Tom, of course, had a life before Rusty, which reveals itself when one Delano Robertson comes to town and tries to convince Tom to help him with his “Missing Voices” project on the building of the Fort Peck Dam in northeast Montana, where Tom operated his first bar, The Blue Eagle, during the Depression. Tom, Delano knows, was a trusted figure even back then. “Del” wants Tom to jump into his Gab Lab, as his retrofitted van/recording studio is dubbed, and introduce him to key individuals attending a reunion. Tom is reluctant; the place holds some unpleasant memories, not the least of which is a mudslide (historically accurate) that killed 8 workers. The name Delano carries magic for Tom, though. He worshiped Franklin D. Roosevelt and is hopeful John F. Kennedy will get elected in November and become another FDR.

Before this marvelous tale concludes, we’ll also meet Proxy, a former taxi dancer, and her daughter Francine who is 21, has a mysterious background, and is caught somewhere between beatnik and the yet-to-born hippie subcultures. You’ll learn why Tom and Rusty’s mother “split the blanket” (divorced), learn about the New Deal and projects that offered hope during hard times, step inside working-class life in the 1930s and 1960, experience drama, and sort the mud from the sheen of Rusty’s childhood.

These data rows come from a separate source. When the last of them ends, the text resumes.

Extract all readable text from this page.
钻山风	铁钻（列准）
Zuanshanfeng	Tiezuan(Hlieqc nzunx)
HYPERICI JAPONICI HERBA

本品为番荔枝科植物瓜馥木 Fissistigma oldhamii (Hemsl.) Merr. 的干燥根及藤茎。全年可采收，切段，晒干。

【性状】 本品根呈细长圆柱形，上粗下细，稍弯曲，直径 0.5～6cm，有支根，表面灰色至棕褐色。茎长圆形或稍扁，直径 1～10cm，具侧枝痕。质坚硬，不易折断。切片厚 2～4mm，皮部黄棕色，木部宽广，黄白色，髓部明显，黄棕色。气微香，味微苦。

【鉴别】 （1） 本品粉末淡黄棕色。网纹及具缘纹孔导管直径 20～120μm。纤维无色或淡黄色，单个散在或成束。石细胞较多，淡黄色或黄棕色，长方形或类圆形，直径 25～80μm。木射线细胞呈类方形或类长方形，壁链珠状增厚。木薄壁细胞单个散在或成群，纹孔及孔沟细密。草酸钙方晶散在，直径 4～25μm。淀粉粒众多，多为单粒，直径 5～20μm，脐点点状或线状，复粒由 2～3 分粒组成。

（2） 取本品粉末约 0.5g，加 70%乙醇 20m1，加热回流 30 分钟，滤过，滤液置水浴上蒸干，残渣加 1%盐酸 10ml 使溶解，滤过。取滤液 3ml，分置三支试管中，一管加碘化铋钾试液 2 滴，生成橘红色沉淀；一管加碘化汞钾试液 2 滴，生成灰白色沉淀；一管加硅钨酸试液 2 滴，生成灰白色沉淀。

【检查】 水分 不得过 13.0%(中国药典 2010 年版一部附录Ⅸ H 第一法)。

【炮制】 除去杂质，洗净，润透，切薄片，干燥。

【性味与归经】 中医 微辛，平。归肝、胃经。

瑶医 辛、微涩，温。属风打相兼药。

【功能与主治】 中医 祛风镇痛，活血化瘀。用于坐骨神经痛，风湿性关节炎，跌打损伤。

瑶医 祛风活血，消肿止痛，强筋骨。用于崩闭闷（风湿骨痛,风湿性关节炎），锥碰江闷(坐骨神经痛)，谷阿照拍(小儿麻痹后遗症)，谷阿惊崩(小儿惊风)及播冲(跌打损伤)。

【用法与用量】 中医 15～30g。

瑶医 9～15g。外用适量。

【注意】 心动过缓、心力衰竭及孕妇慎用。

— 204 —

Doig was a compelling and vivid writer, though I will warn you that the novel’s pace is deliberate. I found it pitch-prefect for capturing what boils down to small lives caught up in big events against big backdrops. It took me a while to adjust to the pace but once I did, I was delighted to be a regular at the Medicine Lodge. How rare to read a tribute to a common man who glorified his humble craft.